Still, Fisher emphasizes this the effects of neanderthal gene variants are small, so – provides – we can not notice if someone comes from Neanderthals only with a look at the form of a non-human head.

According to this new study, the fragments of the analyzed neanderthal DNA contained two genes that were previously analyzed in other brain development studies, one related to the neuron generation, and the other by the development of fatty insulation around the nerve cells.

Researchers also found that this neanderthal DNA has more powerful effects on brain structures known as pathamen and brain, which are crucial for the preparation, learning and coordination of movements, as well as for memory, attention, speech or language, among other human functions.

Scientists have stressed that if a person has more Neanderthal than an average, this does not necessarily mean that their brain is more elongated. "Two people who have a similar amount of Neanderthal DNA, for example 1% of their genomes, can carry completely different fragments," explains Fisher.

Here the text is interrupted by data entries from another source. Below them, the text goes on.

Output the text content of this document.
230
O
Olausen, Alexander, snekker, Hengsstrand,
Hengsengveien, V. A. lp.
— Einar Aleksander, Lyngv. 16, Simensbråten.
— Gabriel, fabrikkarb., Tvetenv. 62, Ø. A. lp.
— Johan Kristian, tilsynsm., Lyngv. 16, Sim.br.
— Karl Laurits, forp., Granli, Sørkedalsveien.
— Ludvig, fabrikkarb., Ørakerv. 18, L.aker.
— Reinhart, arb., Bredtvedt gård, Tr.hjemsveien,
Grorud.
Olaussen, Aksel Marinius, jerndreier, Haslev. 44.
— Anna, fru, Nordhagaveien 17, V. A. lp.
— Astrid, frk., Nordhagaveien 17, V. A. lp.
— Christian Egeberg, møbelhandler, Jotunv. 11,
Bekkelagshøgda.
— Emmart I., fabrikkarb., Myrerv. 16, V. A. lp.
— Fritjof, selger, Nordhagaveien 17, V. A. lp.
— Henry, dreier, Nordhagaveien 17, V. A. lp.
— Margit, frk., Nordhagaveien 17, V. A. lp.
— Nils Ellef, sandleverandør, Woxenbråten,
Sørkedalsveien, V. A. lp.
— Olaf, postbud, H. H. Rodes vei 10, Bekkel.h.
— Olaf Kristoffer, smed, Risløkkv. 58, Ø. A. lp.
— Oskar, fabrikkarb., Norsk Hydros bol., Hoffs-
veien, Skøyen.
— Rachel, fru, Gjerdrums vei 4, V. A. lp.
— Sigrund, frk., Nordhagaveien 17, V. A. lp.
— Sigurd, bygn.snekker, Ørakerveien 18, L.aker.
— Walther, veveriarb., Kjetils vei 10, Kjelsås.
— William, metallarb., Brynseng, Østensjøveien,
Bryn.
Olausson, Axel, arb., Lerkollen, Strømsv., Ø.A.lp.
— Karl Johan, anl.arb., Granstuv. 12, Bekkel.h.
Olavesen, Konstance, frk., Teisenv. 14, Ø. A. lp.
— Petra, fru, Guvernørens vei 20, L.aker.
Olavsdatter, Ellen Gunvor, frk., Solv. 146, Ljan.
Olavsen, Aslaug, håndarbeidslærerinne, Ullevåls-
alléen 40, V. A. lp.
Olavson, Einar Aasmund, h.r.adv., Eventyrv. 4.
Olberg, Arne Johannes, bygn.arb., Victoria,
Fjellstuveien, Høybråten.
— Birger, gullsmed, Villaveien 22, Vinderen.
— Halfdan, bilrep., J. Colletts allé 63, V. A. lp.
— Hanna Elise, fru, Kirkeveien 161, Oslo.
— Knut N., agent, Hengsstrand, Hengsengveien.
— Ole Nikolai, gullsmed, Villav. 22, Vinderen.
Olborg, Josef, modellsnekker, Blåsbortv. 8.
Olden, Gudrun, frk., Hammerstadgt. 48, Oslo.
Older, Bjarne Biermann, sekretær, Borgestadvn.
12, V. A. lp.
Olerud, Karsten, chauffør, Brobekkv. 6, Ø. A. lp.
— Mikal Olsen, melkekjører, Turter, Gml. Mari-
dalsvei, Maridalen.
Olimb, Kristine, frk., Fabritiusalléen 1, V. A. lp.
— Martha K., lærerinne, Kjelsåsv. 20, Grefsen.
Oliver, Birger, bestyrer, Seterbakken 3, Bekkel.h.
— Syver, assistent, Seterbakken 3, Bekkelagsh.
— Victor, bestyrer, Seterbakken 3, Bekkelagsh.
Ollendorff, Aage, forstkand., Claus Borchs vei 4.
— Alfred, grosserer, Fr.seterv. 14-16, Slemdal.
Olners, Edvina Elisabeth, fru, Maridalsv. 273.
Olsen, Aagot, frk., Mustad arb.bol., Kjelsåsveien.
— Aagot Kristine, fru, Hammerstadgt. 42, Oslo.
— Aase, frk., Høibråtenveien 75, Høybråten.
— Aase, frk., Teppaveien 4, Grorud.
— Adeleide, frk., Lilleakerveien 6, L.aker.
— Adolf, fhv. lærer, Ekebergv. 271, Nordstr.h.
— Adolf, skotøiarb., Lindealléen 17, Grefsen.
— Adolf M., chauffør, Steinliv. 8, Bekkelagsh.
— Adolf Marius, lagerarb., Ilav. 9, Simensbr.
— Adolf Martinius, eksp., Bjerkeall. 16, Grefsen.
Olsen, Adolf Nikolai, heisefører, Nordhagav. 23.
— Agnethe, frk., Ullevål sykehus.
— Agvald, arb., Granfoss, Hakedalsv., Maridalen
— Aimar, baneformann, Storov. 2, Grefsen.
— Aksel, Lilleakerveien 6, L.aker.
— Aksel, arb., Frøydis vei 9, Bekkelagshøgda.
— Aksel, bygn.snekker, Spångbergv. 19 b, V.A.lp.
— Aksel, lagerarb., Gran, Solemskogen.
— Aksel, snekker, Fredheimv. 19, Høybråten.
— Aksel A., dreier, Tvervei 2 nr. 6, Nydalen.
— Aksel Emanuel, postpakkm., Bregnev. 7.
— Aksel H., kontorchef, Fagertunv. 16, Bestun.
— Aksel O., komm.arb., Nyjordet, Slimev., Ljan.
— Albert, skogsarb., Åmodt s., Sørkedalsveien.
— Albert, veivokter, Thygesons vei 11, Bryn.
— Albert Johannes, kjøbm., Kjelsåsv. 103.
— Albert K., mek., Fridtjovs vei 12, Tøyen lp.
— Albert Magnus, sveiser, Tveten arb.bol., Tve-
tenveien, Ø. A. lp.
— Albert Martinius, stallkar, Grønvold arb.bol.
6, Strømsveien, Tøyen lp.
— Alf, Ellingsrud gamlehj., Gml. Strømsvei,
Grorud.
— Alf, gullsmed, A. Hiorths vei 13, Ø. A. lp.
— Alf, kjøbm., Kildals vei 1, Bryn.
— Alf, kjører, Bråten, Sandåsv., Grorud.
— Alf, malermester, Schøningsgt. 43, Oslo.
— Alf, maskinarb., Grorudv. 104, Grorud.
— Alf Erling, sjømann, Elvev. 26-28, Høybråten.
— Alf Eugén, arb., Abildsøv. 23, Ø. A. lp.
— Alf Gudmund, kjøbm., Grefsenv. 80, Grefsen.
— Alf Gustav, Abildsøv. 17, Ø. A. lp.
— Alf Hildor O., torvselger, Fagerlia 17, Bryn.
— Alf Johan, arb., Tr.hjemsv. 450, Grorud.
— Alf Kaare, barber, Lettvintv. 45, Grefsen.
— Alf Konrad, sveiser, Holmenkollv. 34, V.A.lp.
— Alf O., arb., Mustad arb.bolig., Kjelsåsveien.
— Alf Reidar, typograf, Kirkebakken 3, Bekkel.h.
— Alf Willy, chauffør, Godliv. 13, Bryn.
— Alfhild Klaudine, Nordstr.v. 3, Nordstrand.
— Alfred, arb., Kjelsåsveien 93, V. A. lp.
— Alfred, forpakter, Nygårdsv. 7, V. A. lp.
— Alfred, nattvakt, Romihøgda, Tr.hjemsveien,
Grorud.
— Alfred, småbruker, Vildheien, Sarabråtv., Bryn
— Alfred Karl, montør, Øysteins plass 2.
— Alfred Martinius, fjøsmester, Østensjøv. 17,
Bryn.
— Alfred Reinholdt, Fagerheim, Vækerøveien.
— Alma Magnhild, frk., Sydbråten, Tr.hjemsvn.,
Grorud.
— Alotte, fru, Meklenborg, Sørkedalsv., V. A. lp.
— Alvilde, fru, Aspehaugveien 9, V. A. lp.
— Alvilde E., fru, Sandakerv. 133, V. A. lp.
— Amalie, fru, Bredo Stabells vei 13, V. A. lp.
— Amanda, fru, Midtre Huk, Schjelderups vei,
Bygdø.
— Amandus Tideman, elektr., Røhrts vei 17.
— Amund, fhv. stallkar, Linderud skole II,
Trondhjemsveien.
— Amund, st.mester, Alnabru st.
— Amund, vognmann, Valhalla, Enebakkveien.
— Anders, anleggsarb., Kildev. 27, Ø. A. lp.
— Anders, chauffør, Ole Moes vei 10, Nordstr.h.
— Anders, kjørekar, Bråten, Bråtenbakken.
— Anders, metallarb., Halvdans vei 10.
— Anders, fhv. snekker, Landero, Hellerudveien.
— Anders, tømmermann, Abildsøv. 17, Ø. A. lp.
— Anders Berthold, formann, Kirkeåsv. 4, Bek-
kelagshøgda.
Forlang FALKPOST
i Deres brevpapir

Under the same lines, experts say that you Differences in skulls are probably not reflected at the moment of childbearing – having a skull like a neanderthal – but they are related to brain growth alone

Fisher concludes that it is possible that future research will be developed using a number of Neanderthal DNA that is associated with modern human brain to determine the specific effects of these old gene variants in the development of brain tissue with DNA from our ancestors in laboratory.